Rabbit hole

La tana del coniglio, riferimento al bianconiglio e alla sua tana in cui Alice casca dentro per finire dritta dritta (ma neanche tanto) nel Paese delle Meraviglie. In senso lato, va inteso come non-luogo che uno raggiunge (a volte con l'uso di sostanze più o meno legali) al fine di allontanarsi da una realtà che non gli aggrada.

Nel caso del film la realtà da cui fuggono i personaggi principali è decisamente drammatica, la morte di un bambino. E a fuggire sono i suoi genitori (Aaron Eckhart e una splendida Nicole Kidman) e il ragazzetto che lo ha investito. Lei cerca di sfuggire al dolore chiudendosi in sé, dedicandosi al giardinaggio, cercando di cancellare le tracce del figlio. Lui, al contrario, guardando ossessivamente i filmati salvati sul suo cellulare e cercando di mantenerne viva una sorta di presenza (ad esempio, non toglie il seggiolino dall'auto). Ad avere un comportamento più adulto è invece il ragazzetto, che scarica il suo disagio in maniera creativa, scrivendo un fumetto basato sulla teoria degli universi paralleli, intitolato proprio Rabbit hole, ipotizzando che in qualche altro universo ci sia un altro "lui" a cui le cose non sono andate così male, e ha una esistenza più felice.
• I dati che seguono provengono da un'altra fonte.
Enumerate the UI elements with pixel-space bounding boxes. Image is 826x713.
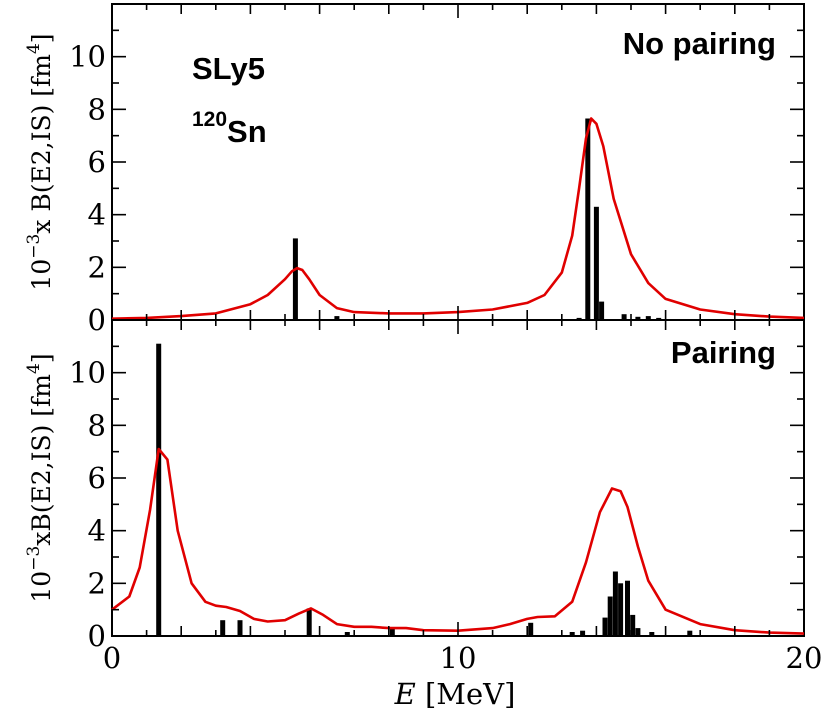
bar-10 <box>607 596 613 636</box>
bar-17 <box>687 630 693 636</box>
bar-0 <box>156 343 162 636</box>
ylabel-body: xB(E2,IS) [fm <box>27 374 56 546</box>
ylabel-close: ] <box>27 33 56 43</box>
bar-2 <box>237 620 243 636</box>
ylabel-exponent: −3 <box>24 234 44 259</box>
bar-7 <box>569 632 575 636</box>
bar-6 <box>528 622 534 636</box>
annotation-pairing: Pairing <box>671 335 776 370</box>
annotation-no-pairing: No pairing <box>623 26 776 61</box>
strength-curve-pairing <box>111 447 805 635</box>
ylabel-no-pairing: 10−3x B(E2,IS) [fm4] <box>24 33 56 290</box>
ytick-label: 2 <box>88 566 106 600</box>
ytick-label: 2 <box>88 250 106 284</box>
xtick-label: 10 <box>440 641 477 675</box>
ytick-label: 8 <box>88 92 106 126</box>
bar-9 <box>602 617 608 636</box>
bar-4 <box>593 206 599 320</box>
nucleus-mass-number: 120 <box>192 108 227 131</box>
strength-curve-no-pairing <box>111 117 805 320</box>
bar-5 <box>389 628 395 636</box>
bar-7 <box>635 316 641 320</box>
ytick-label: 6 <box>88 145 106 179</box>
ylabel-exponent: −3 <box>24 546 44 571</box>
bar-1 <box>220 620 226 636</box>
ytick-label: 10 <box>69 40 106 74</box>
ytick-label: 4 <box>88 198 106 232</box>
x-axis-unit: [MeV] <box>416 677 516 711</box>
bar-11 <box>612 571 618 636</box>
bar-1 <box>334 316 340 320</box>
ytick-label: 0 <box>88 303 106 337</box>
bar-14 <box>630 614 636 636</box>
ticks-pairing <box>112 320 804 637</box>
bar-12 <box>618 583 624 636</box>
bars-no-pairing <box>292 118 662 320</box>
bar-8 <box>645 316 651 320</box>
bar-4 <box>344 632 350 636</box>
bar-0 <box>292 238 298 320</box>
xtick-labels: 0 10 20 <box>103 641 823 675</box>
ylabel-prefix: 10 <box>27 259 56 291</box>
ylabel-prefix: 10 <box>27 571 56 603</box>
bar-5 <box>599 301 605 320</box>
nucleus-label: 120Sn <box>192 108 267 149</box>
bar-2 <box>576 317 582 320</box>
bar-3 <box>585 118 591 320</box>
bar-9 <box>656 317 662 320</box>
xtick-label: 0 <box>103 641 121 675</box>
xtick-label: 20 <box>786 641 823 675</box>
ytick-label: 8 <box>88 408 106 442</box>
bar-6 <box>621 314 627 320</box>
bar-15 <box>635 628 641 636</box>
ytick-labels-no-pairing: 0 2 4 6 8 10 <box>69 40 106 337</box>
bars-pairing <box>156 343 693 636</box>
ylabel-unit-exponent: 4 <box>24 363 44 374</box>
ylabel-unit-exponent: 4 <box>24 43 44 54</box>
bar-13 <box>625 580 630 636</box>
ytick-label: 0 <box>88 619 106 653</box>
ytick-label: 10 <box>69 356 106 390</box>
force-label: SLy5 <box>192 51 265 86</box>
nucleus-symbol: Sn <box>227 114 267 149</box>
ytick-labels-pairing: 0 2 4 6 8 10 <box>69 356 106 653</box>
ytick-label: 6 <box>88 461 106 495</box>
bar-3 <box>306 608 312 636</box>
x-axis-variable: E <box>394 677 416 711</box>
ylabel-body: x B(E2,IS) [fm <box>27 54 56 234</box>
bar-8 <box>580 630 586 636</box>
x-axis-label: E [MeV] <box>394 677 516 711</box>
ytick-label: 4 <box>88 514 106 548</box>
ylabel-pairing: 10−3xB(E2,IS) [fm4] <box>24 353 56 602</box>
bar-16 <box>649 632 655 636</box>
ylabel-close: ] <box>27 353 56 363</box>
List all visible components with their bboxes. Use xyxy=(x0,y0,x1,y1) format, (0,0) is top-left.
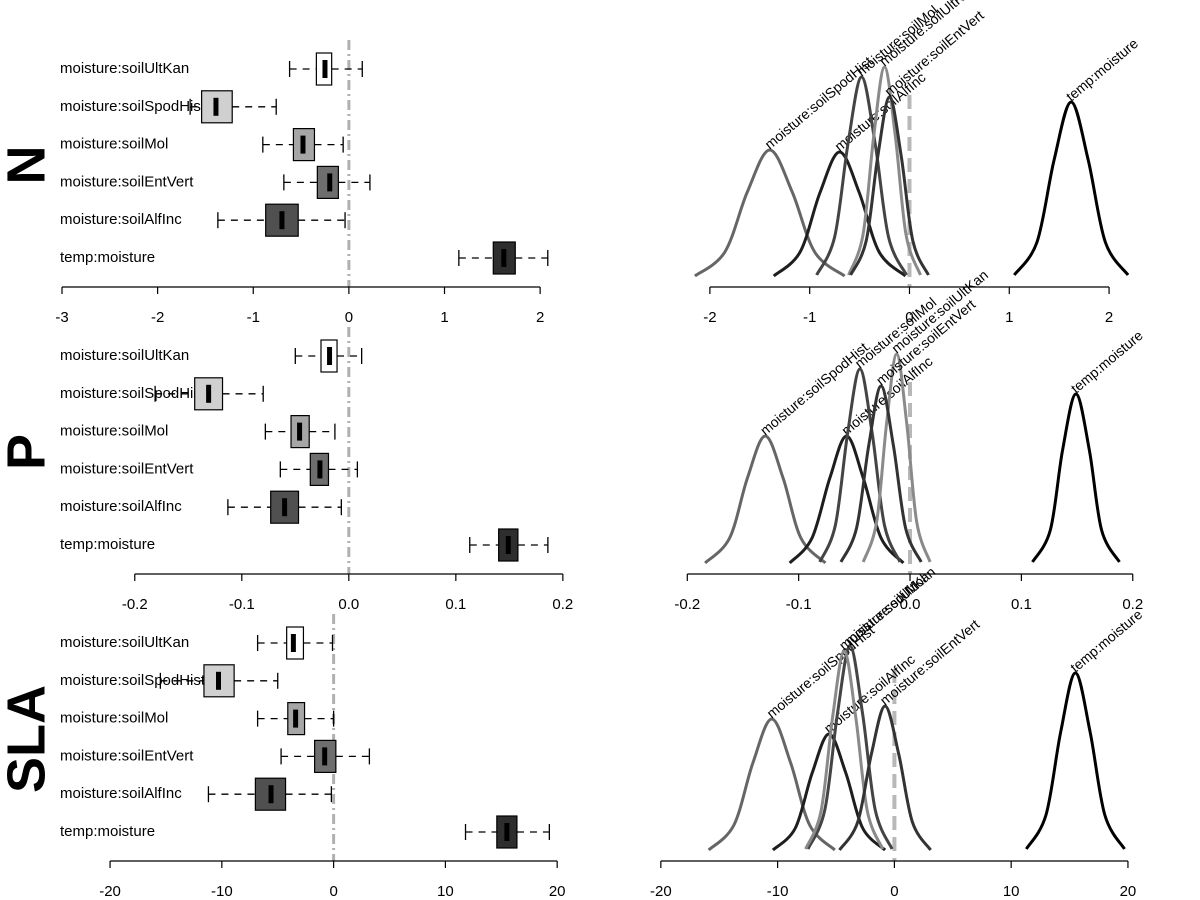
x-tick-label: 0.1 xyxy=(445,596,466,613)
density-line xyxy=(707,717,836,852)
box xyxy=(203,664,235,698)
series-label: temp:moisture xyxy=(1063,35,1141,104)
density-line xyxy=(806,644,894,850)
series-label: temp:moisture xyxy=(1067,606,1145,675)
density-line xyxy=(1025,671,1126,850)
x-tick-label: -2 xyxy=(703,309,716,326)
density-line xyxy=(818,367,902,563)
density-line xyxy=(847,65,922,276)
x-tick-label: -0.2 xyxy=(122,596,148,613)
x-tick-label: 1 xyxy=(440,309,448,326)
x-tick-label: 0.1 xyxy=(1011,596,1032,613)
density-line xyxy=(772,150,907,278)
x-tick-label: 10 xyxy=(1003,883,1020,900)
x-tick-label: 0.2 xyxy=(1122,596,1143,613)
x-tick-label: 10 xyxy=(437,883,454,900)
density-line xyxy=(1013,100,1130,276)
x-tick-label: 0 xyxy=(329,883,337,900)
x-tick-label: 2 xyxy=(536,309,544,326)
series-label: moisture:soilUltKan xyxy=(836,564,939,654)
density-line xyxy=(704,434,827,565)
category-label: temp:moisture xyxy=(60,249,155,266)
category-label: moisture:soilAlfInc xyxy=(60,498,182,515)
x-tick-label: 2 xyxy=(1105,309,1113,326)
category-label: moisture:soilUltKan xyxy=(60,634,189,651)
x-tick-label: 0.0 xyxy=(900,596,921,613)
x-tick-label: -0.2 xyxy=(674,596,700,613)
category-label: moisture:soilUltKan xyxy=(60,347,189,364)
density-line xyxy=(849,95,930,276)
density-line xyxy=(861,352,932,563)
category-label: moisture:soilUltKan xyxy=(60,60,189,77)
x-tick-label: -3 xyxy=(55,309,68,326)
x-tick-label: 0 xyxy=(345,309,353,326)
x-tick-label: 20 xyxy=(549,883,566,900)
category-label: moisture:soilMol xyxy=(60,136,168,153)
x-tick-label: 1 xyxy=(1005,309,1013,326)
category-label: moisture:soilEntVert xyxy=(60,460,194,477)
box xyxy=(270,490,300,524)
x-tick-label: 20 xyxy=(1120,883,1137,900)
category-label: moisture:soilMol xyxy=(60,710,168,727)
x-tick-label: -10 xyxy=(211,883,233,900)
series-label: moisture:soilEntVert xyxy=(877,616,983,708)
category-label: moisture:soilMol xyxy=(60,423,168,440)
density-line xyxy=(838,704,932,851)
x-tick-label: -20 xyxy=(650,883,672,900)
x-tick-label: 0.0 xyxy=(338,596,359,613)
density-line xyxy=(693,148,846,278)
x-tick-label: -10 xyxy=(767,883,789,900)
density-line xyxy=(804,649,885,850)
density-line xyxy=(815,75,908,276)
x-tick-label: -0.1 xyxy=(786,596,812,613)
x-tick-label: -0.1 xyxy=(229,596,255,613)
x-tick-label: -1 xyxy=(803,309,816,326)
category-label: moisture:soilAlfInc xyxy=(60,211,182,228)
x-tick-label: -2 xyxy=(151,309,164,326)
x-tick-label: 0.2 xyxy=(552,596,573,613)
series-label: moisture:soilUltKan xyxy=(888,267,991,357)
category-label: moisture:soilEntVert xyxy=(60,173,194,190)
category-label: temp:moisture xyxy=(60,823,155,840)
x-tick-label: -1 xyxy=(247,309,260,326)
category-label: temp:moisture xyxy=(60,536,155,553)
x-tick-label: 0 xyxy=(905,309,913,326)
density-line xyxy=(1031,392,1121,563)
x-tick-label: 0 xyxy=(890,883,898,900)
category-label: moisture:soilEntVert xyxy=(60,747,194,764)
row-title: SLA xyxy=(0,685,56,793)
category-label: moisture:soilAlfInc xyxy=(60,785,182,802)
row-title: P xyxy=(0,434,56,470)
category-label: moisture:soilSpodHist xyxy=(60,672,206,689)
category-label: moisture:soilSpodHist xyxy=(60,385,206,402)
density-line xyxy=(788,434,905,565)
row-title: N xyxy=(0,146,56,185)
series-label: temp:moisture xyxy=(1068,327,1146,396)
category-label: moisture:soilSpodHist xyxy=(60,98,206,115)
x-tick-label: -20 xyxy=(99,883,121,900)
density-line xyxy=(839,384,923,563)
Come si può intuire, la coppia segue un percorso distruttivo. E sarà l'incontro con il ragazzetto (prima di lei, poi di lui) a far saltare il fragile equilibrio, cosa che permette alla coppia di trovarne nel finale uno nuovo.

Storia non semplice da raccontare, ma la buona sceneggiatura di origine teatrale (David Lindsay-Abaire) e la regia dal tocco lieve (John Cameron Mitchell) aiutata anche da una bella colonna sonora, riescono nell'impresa.

Da notare che la Kidman ha apprezzato a tal punto il progetto da parteciparvi anche come produttrice.